The Medicaid Waiver Plan

The state of Georgia has refused to expand Medicaid for the past five years, leaving as many as 481,000 otherwise eligible residents without access to coverage. The governor’s Medicaid waiver proposal would leave 9 out of 10 of those people uncovered, reaching only 50,000 people. This is primarily because the proposal asks for waiver authority to cover only those under 100 percent of the federal poverty level, and includes legally dubious work requirements for participants. The waiver proposal also requests the flexibility to subsidize employer coverage if an offer is available and cheaper for the state, regardless of how comprehensive or skimpy that coverage may be in comparison to Medicaid options. The governor had initially considered a similar approach to Utah after the state legislature passed the authorization to pursue a waiver (so long as the governor did not pursue a full Medicaid expansion). Presumably in response to Utah’s experience, Kemp’s proposal does not assume the state will receive an ACA-level match from the federal government.
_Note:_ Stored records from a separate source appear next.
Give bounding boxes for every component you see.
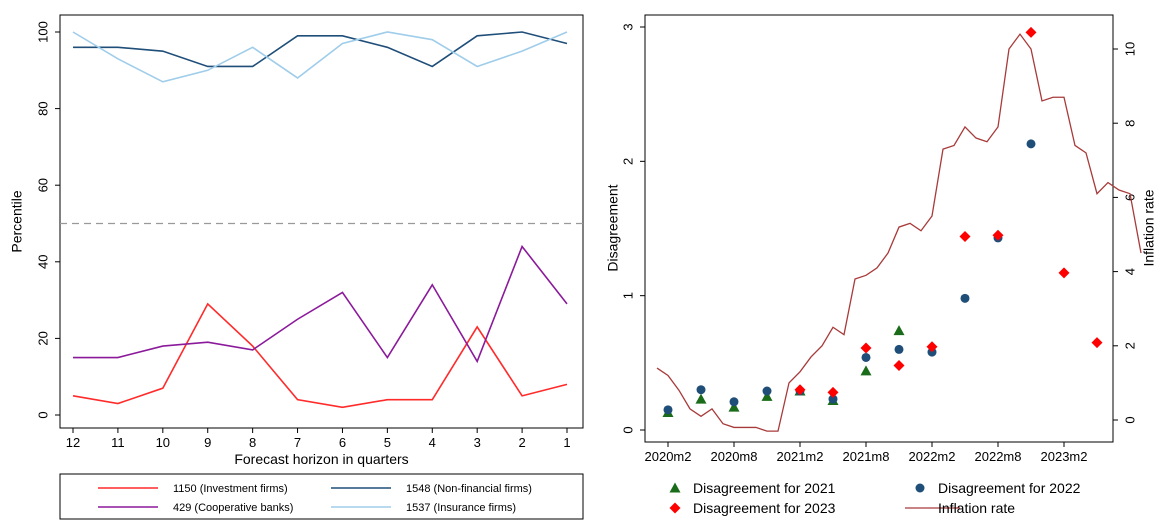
left-y-tick-label: 80 xyxy=(35,101,50,115)
right-series-0-point xyxy=(893,325,905,336)
right-series-2-point xyxy=(860,342,872,354)
right-series-1-point xyxy=(663,405,673,415)
right-legend-label-0: Disagreement for 2021 xyxy=(693,480,836,496)
right-series-2-point xyxy=(1058,267,1070,279)
left-series-line-2 xyxy=(73,244,568,364)
right-x-tick-label: 2022m2 xyxy=(909,449,956,464)
right-x-tick-label: 2022m8 xyxy=(975,449,1022,464)
left-x-tick-label: 12 xyxy=(66,435,80,450)
right-series-1-point xyxy=(696,385,706,395)
right-legend-swatch-2 xyxy=(669,502,681,514)
right-series-2-point xyxy=(1091,337,1103,349)
left-x-tick-label: 3 xyxy=(474,435,481,450)
right-series-0-point xyxy=(695,393,707,404)
inflation-rate-line xyxy=(656,33,1142,432)
right-y-axis-label: Disagreement xyxy=(605,184,621,271)
left-x-tick-label: 7 xyxy=(294,435,301,450)
right-series-2-point xyxy=(959,231,971,243)
left-series-line-0 xyxy=(72,302,568,409)
right-y2-tick-label: 8 xyxy=(1122,120,1137,127)
right-series-1-point xyxy=(960,293,970,303)
right-y-tick-label: 1 xyxy=(620,292,635,299)
right-legend-label-1: Disagreement for 2022 xyxy=(938,480,1081,496)
legend-label-2: 429 (Cooperative banks) xyxy=(173,502,293,514)
right-series-2-point xyxy=(1025,26,1037,38)
left-series-line-1 xyxy=(73,31,568,68)
right-y2-tick-label: 10 xyxy=(1122,42,1137,56)
right-y-tick-label: 3 xyxy=(620,23,635,30)
right-series-0-point xyxy=(761,390,773,401)
left-x-tick-label: 9 xyxy=(204,435,211,450)
right-series-1-point xyxy=(828,394,838,404)
left-plot-frame xyxy=(59,14,584,429)
right-x-tick-label: 2021m2 xyxy=(777,449,824,464)
left-x-tick-label: 2 xyxy=(518,435,525,450)
right-legend-swatch-0 xyxy=(669,482,681,493)
left-x-tick-label: 1 xyxy=(563,435,570,450)
right-legend-label-2: Disagreement for 2023 xyxy=(693,500,836,516)
left-y-tick-label: 40 xyxy=(35,255,50,269)
right-x-tick-label: 2023m2 xyxy=(1041,449,1088,464)
right-legend-swatch-1 xyxy=(915,483,925,493)
right-legend-label-3: Inflation rate xyxy=(938,500,1015,516)
left-y-axis-label: Percentile xyxy=(9,190,25,252)
left-x-tick-label: 10 xyxy=(156,435,170,450)
left-x-tick-label: 8 xyxy=(249,435,256,450)
left-legend-box xyxy=(59,473,584,520)
left-y-tick-label: 100 xyxy=(35,21,50,43)
left-y-tick-label: 20 xyxy=(35,331,50,345)
left-x-tick-label: 4 xyxy=(429,435,436,450)
right-series-0-point xyxy=(860,365,872,376)
legend-label-3: 1537 (Insurance firms) xyxy=(406,502,516,514)
right-y-tick-label: 0 xyxy=(620,426,635,433)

Litigation in several states has halted the implementation of work requirements across the country, and several other states have suspended their work requirements pending the outcome of that litigation. In fact, the information available on Georgia’s planned work requirements looks similar to many of the requirements implemented in Arkansas, wherein 18,000 people, or 1 in 4 enrollees subject to the requirements, had already lost coverage by the time the courts put a stop to the provision.

Looking Ahead

Combined, analysts calculate that the waiver proposals would cost more but cover fewer Georgians than a full Medicaid expansion. As they stand, the proposals put forward by Governor Kemp represent a new strategy by a state to gut ACA protections and remake the Medicaid program. If approved, the plans would surpass statutory authority, leaving a continued lack of coverage options for residents who should otherwise be eligible for Medicaid, and constitute a return to the pre-ACA days of fewer protections for consumers purchasing private coverage.